The one thing I have read and agree with is an organization that has an “Innovation Team” will have a difficult time being innovative. My experience is teams like this will research new technology, see what the competition is doing and come up with ideas. That process I see nothing wrong with,. What I do see wrong with it is the lack of experience and communication with other stakeholders during the process. Again I go back to my salmon analogy, could be a great idea just a lot of obstacles in the way.

Culture is a big reason ideas fall to the way side. There are so many reasons a culture can destroy innovation. An organization can have the best vision and mission statement, with all the best motivational posters around the office and it could do nothing if the work environment says the opposite. All it takes is a few people to have different motives and things can come crashing down. Or it could be the Senior Leadership is counteracting it’s own message by acting in ways that are the exact opposite. Most everyone will experience this in some shape or form. Grabbing power,exert influence or worse secretly sabotaging others. Now that is an extreme view.

Now there could be subconscious parts of the culture that could be happening that nobody realizes. “Here we go again” is something that would be a clue that something could be wrong. This is normally based out of frustration on trying to get things to work and a bump in the road comes along to shake things up. This is usually the mindset that failure is bad. This negative view then brings down everyone and creates an uphill battle to get back to where they are. It is up to leadership to change those views.

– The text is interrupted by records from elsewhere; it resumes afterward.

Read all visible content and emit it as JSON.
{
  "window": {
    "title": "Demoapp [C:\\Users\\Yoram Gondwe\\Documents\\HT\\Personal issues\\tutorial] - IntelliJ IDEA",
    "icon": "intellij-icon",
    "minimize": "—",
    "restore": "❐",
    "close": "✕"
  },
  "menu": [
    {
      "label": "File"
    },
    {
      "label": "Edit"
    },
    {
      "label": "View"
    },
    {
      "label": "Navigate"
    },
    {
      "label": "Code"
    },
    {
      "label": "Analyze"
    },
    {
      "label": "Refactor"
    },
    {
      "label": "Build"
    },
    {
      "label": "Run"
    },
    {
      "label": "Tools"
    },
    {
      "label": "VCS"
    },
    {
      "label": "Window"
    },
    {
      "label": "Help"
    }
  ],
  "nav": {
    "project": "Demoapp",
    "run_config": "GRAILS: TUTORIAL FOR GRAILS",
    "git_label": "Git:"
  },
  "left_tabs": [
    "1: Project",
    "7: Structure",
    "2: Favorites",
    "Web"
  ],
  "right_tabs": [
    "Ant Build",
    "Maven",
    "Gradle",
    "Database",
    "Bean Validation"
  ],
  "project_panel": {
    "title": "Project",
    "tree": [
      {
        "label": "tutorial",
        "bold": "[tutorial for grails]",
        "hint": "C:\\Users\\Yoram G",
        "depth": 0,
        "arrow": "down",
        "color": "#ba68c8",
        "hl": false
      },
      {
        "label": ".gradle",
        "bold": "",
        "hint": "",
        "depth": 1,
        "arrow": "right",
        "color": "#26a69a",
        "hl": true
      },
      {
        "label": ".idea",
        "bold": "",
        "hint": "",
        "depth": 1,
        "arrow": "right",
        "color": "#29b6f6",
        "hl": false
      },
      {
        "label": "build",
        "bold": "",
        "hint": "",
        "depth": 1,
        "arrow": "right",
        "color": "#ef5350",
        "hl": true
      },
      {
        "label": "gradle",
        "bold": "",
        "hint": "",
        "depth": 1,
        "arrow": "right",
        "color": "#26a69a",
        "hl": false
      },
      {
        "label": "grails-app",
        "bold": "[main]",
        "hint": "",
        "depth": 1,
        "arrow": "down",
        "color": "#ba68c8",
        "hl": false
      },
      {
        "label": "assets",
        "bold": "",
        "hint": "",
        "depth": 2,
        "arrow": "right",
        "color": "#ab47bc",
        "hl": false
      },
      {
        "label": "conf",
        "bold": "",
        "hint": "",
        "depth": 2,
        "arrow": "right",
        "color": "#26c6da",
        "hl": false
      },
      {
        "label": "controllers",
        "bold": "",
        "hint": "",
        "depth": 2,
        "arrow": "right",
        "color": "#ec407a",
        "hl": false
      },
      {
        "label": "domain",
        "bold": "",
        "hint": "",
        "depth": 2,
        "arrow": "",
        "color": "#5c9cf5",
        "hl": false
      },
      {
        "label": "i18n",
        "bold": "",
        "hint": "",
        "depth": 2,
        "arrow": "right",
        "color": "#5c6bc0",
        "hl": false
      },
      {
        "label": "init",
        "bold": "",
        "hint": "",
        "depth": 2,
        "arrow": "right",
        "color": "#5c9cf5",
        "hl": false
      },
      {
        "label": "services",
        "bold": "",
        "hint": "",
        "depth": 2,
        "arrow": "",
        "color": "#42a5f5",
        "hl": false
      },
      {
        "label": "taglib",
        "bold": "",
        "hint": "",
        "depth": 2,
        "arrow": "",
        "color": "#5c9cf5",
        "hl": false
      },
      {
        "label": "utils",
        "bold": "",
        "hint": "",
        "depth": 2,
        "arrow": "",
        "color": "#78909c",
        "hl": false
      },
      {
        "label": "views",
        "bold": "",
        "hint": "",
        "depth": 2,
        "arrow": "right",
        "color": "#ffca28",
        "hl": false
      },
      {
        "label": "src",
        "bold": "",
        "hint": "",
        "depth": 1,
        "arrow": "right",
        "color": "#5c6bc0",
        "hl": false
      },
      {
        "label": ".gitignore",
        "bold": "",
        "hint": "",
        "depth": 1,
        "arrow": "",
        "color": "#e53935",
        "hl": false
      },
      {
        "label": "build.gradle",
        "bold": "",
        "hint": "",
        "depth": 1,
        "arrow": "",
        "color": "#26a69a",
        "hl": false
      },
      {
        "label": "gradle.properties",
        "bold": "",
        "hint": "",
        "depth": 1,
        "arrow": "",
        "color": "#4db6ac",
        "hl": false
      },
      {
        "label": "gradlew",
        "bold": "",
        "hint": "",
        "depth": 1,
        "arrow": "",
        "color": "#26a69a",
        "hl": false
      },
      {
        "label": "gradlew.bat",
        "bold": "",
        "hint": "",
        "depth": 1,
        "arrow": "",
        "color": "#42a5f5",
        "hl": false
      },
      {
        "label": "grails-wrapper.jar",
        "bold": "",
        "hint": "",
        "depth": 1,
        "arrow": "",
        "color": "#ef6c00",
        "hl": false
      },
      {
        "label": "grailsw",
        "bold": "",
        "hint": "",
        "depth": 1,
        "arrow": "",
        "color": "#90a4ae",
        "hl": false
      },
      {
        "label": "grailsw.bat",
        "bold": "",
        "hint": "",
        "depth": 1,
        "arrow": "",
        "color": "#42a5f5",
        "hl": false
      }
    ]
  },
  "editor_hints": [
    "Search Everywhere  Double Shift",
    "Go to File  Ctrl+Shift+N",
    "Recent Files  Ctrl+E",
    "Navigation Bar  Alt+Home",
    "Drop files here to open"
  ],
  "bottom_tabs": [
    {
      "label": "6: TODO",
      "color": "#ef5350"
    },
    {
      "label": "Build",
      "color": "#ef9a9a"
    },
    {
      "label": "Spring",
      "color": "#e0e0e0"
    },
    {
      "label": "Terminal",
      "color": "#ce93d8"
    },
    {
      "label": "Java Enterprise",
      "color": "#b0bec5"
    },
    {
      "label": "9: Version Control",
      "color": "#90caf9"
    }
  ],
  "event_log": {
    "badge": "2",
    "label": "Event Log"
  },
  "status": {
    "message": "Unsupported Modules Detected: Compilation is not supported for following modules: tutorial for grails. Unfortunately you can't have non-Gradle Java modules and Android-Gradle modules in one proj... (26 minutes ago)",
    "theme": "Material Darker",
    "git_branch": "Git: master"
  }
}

Process is key. Without processes it will turn into Anarchy. A bit much? Well it is bad to not have processes to get the work done. It is just as bad to have too much process. There are organizations that have so much governance it is amazing that anything gets done. Like organization structures there are plenty of main process methodologies out there to follow. They work, if they didn’t they wouldn’t be around. There has to be a happy medium with putting structure on how things are done. Processes, for the most part, should be seen as guidelines. What the difference here is does the process meet the need of the Vision and Mission statements? Do they meet the needs of the Organization Structure? Or the Culture?

What I am saying is these three things have to overlap and work together to promote a good innovative mindset and environment. The difficult part is, like reviewing your own work, sometimes things are overlooked or bypassed to see any root cause of innovation issues.